Worlds First Fully Automated Warehouse Run by Robots
For many years Amazon have led the way with the use of automated systems in their warehouses, combining traditional human methods with cutting edge technology. However, until this point there has never been a fully automated factory anywhere in the world, although it was only a matter of time before one was created.
That has now happened in Japan, where Mujin, a Tokyo-based start-up have created the world’s first fully-automated warehouse that requires no help from human workers. Their technology has transformed a JD.com warehouse into a facility of the future and they have plans to rapidly expand the use of their software.
Mujin produce controllers that are about the size of a briefcase, and can serve as an operating system to control hardware made by any robot manufacturer. There are typically two of these controllers used in any installation – one for vision and the other for motion planning.
The aim of these controllers is to automatically generate motions for the robots, which would remove the need to manually teach the robots. According to Mujin, this will improve efficiency and make for a more productive warehouse environment. The technology uses a combination of motion planning and computer vision, which enables the robots to move autonomously and intelligently.
When the 40,000-sqm JD.com facility was opened in June 2018 it instantly turned heads due to its impressive set-up. It comes equipped with 20 industrial robots that are able to pick, transfer and pack goods by using crates moved along on conveyor belts. This system is aided further by use of camera technology and Mujin’s vision and motion planning controllers. Elsewhere in the facility, merchandise is carted around by robots onto loading docks and trucks ready for shipping.
The robots used in the warehouse are smart machines that have been programmed to perform a specific task. This allows every position of every joint to be tracked down to the millisecond, which significantly minimises the possibility of errors occurring. Each of the controllers feature fast microchips that can handle the burden of extremely large computational processes. With this software installed, they can evaluate a huge range of possible manoeuvres, before the best one is selected in less than a second.

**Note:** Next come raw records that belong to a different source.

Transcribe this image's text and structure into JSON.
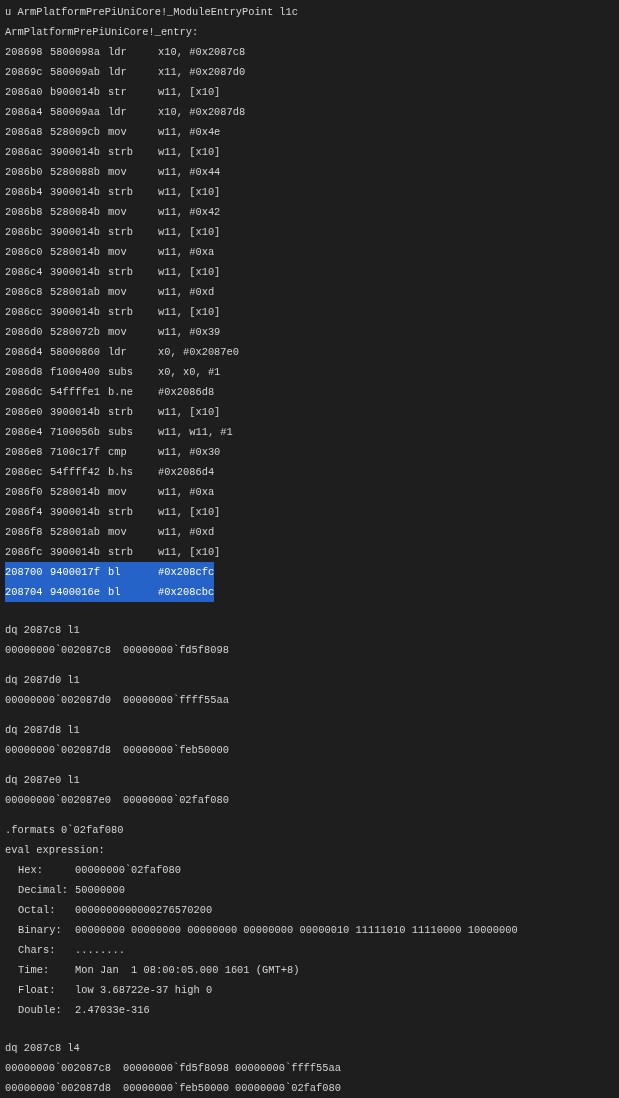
{
  "command": "u ArmPlatformPrePiUniCore!_ModuleEntryPoint l1c",
  "disassembly": {
    "label": "ArmPlatformPrePiUniCore!_entry:",
    "rows": [
      {
        "address": "208698",
        "opcode": "5800098a",
        "mnemonic": "ldr",
        "operands": "x10, #0x2087c8",
        "selected": false
      },
      {
        "address": "20869c",
        "opcode": "580009ab",
        "mnemonic": "ldr",
        "operands": "x11, #0x2087d0",
        "selected": false
      },
      {
        "address": "2086a0",
        "opcode": "b900014b",
        "mnemonic": "str",
        "operands": "w11, [x10]",
        "selected": false
      },
      {
        "address": "2086a4",
        "opcode": "580009aa",
        "mnemonic": "ldr",
        "operands": "x10, #0x2087d8",
        "selected": false
      },
      {
        "address": "2086a8",
        "opcode": "528009cb",
        "mnemonic": "mov",
        "operands": "w11, #0x4e",
        "selected": false
      },
      {
        "address": "2086ac",
        "opcode": "3900014b",
        "mnemonic": "strb",
        "operands": "w11, [x10]",
        "selected": false
      },
      {
        "address": "2086b0",
        "opcode": "5280088b",
        "mnemonic": "mov",
        "operands": "w11, #0x44",
        "selected": false
      },
      {
        "address": "2086b4",
        "opcode": "3900014b",
        "mnemonic": "strb",
        "operands": "w11, [x10]",
        "selected": false
      },
      {
        "address": "2086b8",
        "opcode": "5280084b",
        "mnemonic": "mov",
        "operands": "w11, #0x42",
        "selected": false
      },
      {
        "address": "2086bc",
        "opcode": "3900014b",
        "mnemonic": "strb",
        "operands": "w11, [x10]",
        "selected": false
      },
      {
        "address": "2086c0",
        "opcode": "5280014b",
        "mnemonic": "mov",
        "operands": "w11, #0xa",
        "selected": false
      },
      {
        "address": "2086c4",
        "opcode": "3900014b",
        "mnemonic": "strb",
        "operands": "w11, [x10]",
        "selected": false
      },
      {
        "address": "2086c8",
        "opcode": "528001ab",
        "mnemonic": "mov",
        "operands": "w11, #0xd",
        "selected": false
      },
      {
        "address": "2086cc",
        "opcode": "3900014b",
        "mnemonic": "strb",
        "operands": "w11, [x10]",
        "selected": false
      },
      {
        "address": "2086d0",
        "opcode": "5280072b",
        "mnemonic": "mov",
        "operands": "w11, #0x39",
        "selected": false
      },
      {
        "address": "2086d4",
        "opcode": "58000860",
        "mnemonic": "ldr",
        "operands": "x0, #0x2087e0",
        "selected": false
      },
      {
        "address": "2086d8",
        "opcode": "f1000400",
        "mnemonic": "subs",
        "operands": "x0, x0, #1",
        "selected": false
      },
      {
        "address": "2086dc",
        "opcode": "54ffffe1",
        "mnemonic": "b.ne",
        "operands": "#0x2086d8",
        "selected": false
      },
      {
        "address": "2086e0",
        "opcode": "3900014b",
        "mnemonic": "strb",
        "operands": "w11, [x10]",
        "selected": false
      },
      {
        "address": "2086e4",
        "opcode": "7100056b",
        "mnemonic": "subs",
        "operands": "w11, w11, #1",
        "selected": false
      },
      {
        "address": "2086e8",
        "opcode": "7100c17f",
        "mnemonic": "cmp",
        "operands": "w11, #0x30",
        "selected": false
      },
      {
        "address": "2086ec",
        "opcode": "54ffff42",
        "mnemonic": "b.hs",
        "operands": "#0x2086d4",
        "selected": false
      },
      {
        "address": "2086f0",
        "opcode": "5280014b",
        "mnemonic": "mov",
        "operands": "w11, #0xa",
        "selected": false
      },
      {
        "address": "2086f4",
        "opcode": "3900014b",
        "mnemonic": "strb",
        "operands": "w11, [x10]",
        "selected": false
      },
      {
        "address": "2086f8",
        "opcode": "528001ab",
        "mnemonic": "mov",
        "operands": "w11, #0xd",
        "selected": false
      },
      {
        "address": "2086fc",
        "opcode": "3900014b",
        "mnemonic": "strb",
        "operands": "w11, [x10]",
        "selected": false
      },
      {
        "address": "208700",
        "opcode": "9400017f",
        "mnemonic": "bl",
        "operands": "#0x208cfc",
        "selected": true
      },
      {
        "address": "208704",
        "opcode": "9400016e",
        "mnemonic": "bl",
        "operands": "#0x208cbc",
        "selected": true
      }
    ]
  },
  "sections": [
    {
      "kind": "dump",
      "command": "dq 2087c8 l1",
      "lines": [
        {
          "address": "00000000`002087c8",
          "values": [
            "00000000`fd5f8098"
          ]
        }
      ]
    },
    {
      "kind": "dump",
      "command": "dq 2087d0 l1",
      "lines": [
        {
          "address": "00000000`002087d0",
          "values": [
            "00000000`ffff55aa"
          ]
        }
      ]
    },
    {
      "kind": "dump",
      "command": "dq 2087d8 l1",
      "lines": [
        {
          "address": "00000000`002087d8",
          "values": [
            "00000000`feb50000"
          ]
        }
      ]
    },
    {
      "kind": "dump",
      "command": "dq 2087e0 l1",
      "lines": [
        {
          "address": "00000000`002087e0",
          "values": [
            "00000000`02faf080"
          ]
        }
      ]
    },
    {
      "kind": "formats",
      "command": ".formats 0`02faf080",
      "heading": "eval expression:",
      "fields": [
        {
          "label": "Hex:",
          "value": "00000000`02faf080"
        },
        {
          "label": "Decimal:",
          "value": "50000000"
        },
        {
          "label": "Octal:",
          "value": "0000000000000276570200"
        },
        {
          "label": "Binary:",
          "value": "00000000 00000000 00000000 00000000 00000010 11111010 11110000 10000000"
        },
        {
          "label": "Chars:",
          "value": "........"
        },
        {
          "label": "Time:",
          "value": "Mon Jan  1 08:00:05.000 1601 (GMT+8)"
        },
        {
          "label": "Float:",
          "value": "low 3.68722e-37 high 0"
        },
        {
          "label": "Double:",
          "value": "2.47033e-316"
        }
      ]
    },
    {
      "kind": "dump",
      "command": "dq 2087c8 l4",
      "lines": [
        {
          "address": "00000000`002087c8",
          "values": [
            "00000000`fd5f8098",
            "00000000`ffff55aa"
          ]
        },
        {
          "address": "00000000`002087d8",
          "values": [
            "00000000`feb50000",
            "00000000`02faf080"
          ]
        }
      ]
    }
  ]
}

Back in 2012, Amazon purchased robot company Kiva Systems and have been deploying automated technology in their fulfilment centres ever since. The key differential between Amazon and this new layout is that no humans work on the floor of the JD.com warehouse. Amazon employ around 400-500 workers in each fulfilment centre, and Mujin’s system requires only 5 employees be present. However, their job is not to run any of the operations, rather, they are there only to service the machines to ensure they remain in good working order.
Mujin currently offer their software as a customisable service. However, their plan is to move away from offering this model to every client, and to create a standardised automation package in America. This will make it more accessible and affordable for the vast majority of businesses, and could pose a further threat to employment levels in the industrial sector. Concerns about the impact of automation have already been raised for a number of years, although Mujin’s system proposes to dispose of nearly all human assistance.
Yet, there is a strong case to be made that fully-automated warehouses will not be detrimental to jobs. Traditionally, the introduction of technology and robots has created more jobs. Japanese car company Toyota are a perfect example. They have fully embraced automation and have since grown into the biggest car company in the world. This has allowed to accentuate human craftsmanship to improve manufacturing while becoming a more efficient operation.
Mujin’s technology looks set to transform warehouses as we know it – but it is likely to be a positive change that will benefit businesses, staff and customers.